Grandiose theories or received wisdoms may not translate or work for your learners; contextualisation is key!
This was a common theme across the projects we were mentoring and supporting; implementing a ‘one size fits all’ scheme of work, or applying an ‘off the shelf’ intervention was not always straightforward. There were different reasons for this disconnect between established, ‘evidence informed’ interventions and the ‘grass roots’ reality of everyday life in FE.
In some cases, there were contextual differences, so suggested strategies for educational improvement did not always appreciate or meet FE-based learners’ needs.
For example, when one of our research teams (an FE college with a high proportion of GCSE resit learners, many of whom have SEND), began to implement and evaluate the impact of Oakes and Griffin’s (2016) VESPA strategies (a mindset tool originally devised for A Level students), they found they needed to adapt and contextualise activities so that those strategies worked for their learners.
The team did this in a variety of ways, including working with learners in small groups to explore and discuss the wider factors that shaped their everyday lives and well-being. However, the team discovered that, before learners could access VESPA, they first needed to understand what being ready to learn looks and feels like.
Another project focused on exploring active learning strategies for ESOL learners, building on recommendations from Ofsted to develop these practices. However, when the team began to ask learners which teaching and learning approaches they would like to experience, the team quickly realised there were cultural barriers to overcome. These barriers not only related to some ESOL learners’ active participation in lessons, but also their engagement in participatory approaches to teaching and learning.
In some cases, learners worried that their ideas and opinions would be perceived as a criticism of their teacher: this was something they felt was unacceptable! With this in mind, practitioners had to develop creative and innovative ways of eliciting learner feedback.
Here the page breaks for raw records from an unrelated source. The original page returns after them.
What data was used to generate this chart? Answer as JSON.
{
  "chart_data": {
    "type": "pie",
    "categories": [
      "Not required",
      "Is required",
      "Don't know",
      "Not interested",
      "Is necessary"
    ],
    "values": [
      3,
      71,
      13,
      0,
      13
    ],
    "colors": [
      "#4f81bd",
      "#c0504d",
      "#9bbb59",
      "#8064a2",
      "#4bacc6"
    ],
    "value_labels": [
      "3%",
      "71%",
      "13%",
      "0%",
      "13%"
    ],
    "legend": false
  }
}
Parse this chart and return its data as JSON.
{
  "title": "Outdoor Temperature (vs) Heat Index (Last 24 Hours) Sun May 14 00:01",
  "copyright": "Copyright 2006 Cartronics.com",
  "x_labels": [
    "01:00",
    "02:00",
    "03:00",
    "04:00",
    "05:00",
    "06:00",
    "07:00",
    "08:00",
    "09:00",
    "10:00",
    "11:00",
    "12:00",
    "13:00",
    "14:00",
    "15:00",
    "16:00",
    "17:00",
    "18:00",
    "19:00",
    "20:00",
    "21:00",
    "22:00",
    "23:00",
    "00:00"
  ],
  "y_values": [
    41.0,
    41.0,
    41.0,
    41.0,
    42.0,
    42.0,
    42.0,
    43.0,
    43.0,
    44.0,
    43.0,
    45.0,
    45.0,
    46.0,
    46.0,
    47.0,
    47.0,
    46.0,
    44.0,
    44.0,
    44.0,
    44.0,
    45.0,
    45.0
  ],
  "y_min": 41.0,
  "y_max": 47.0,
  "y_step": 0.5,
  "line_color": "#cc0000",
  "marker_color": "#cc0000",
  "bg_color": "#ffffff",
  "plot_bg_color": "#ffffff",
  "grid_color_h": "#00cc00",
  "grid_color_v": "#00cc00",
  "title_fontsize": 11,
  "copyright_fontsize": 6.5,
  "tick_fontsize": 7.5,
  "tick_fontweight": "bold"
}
They also had to scrutinise received educational wisdoms about ‘best practice’ and ‘what works’ for learners, developing instead a series of active approaches for teaching and learning that understood the specific, contextual needs of the learners they were working with.
In some cases, projects found they were able to offer a direct challenge to HE-generated research about teaching and learning, strengthening the case for contextualised understandings of teaching and learning in FE. In a similar vein to previous research stemming from OTLA projects (ETF, 2018; McPartland, 2018), teams were able to refute Hattie’s (2015) assertion that volunteers and learning support practitioners have little impact upon learner progress. Conversely, the team found that when structured development programmes were put into place for volunteers, and were welcomed and valued as part of the teaching and learning team, their work with Entry Level and ESOL learners had considerable impact.
The team found that through volunteer supported engagement at lunch clubs and gardening projects, learners grew in confidence, improved their attendance and made accelerated progress through their functional skills qualifications. For these learners, value-added became obvious and engagement in volunteer-led projects supported both literacy and social development.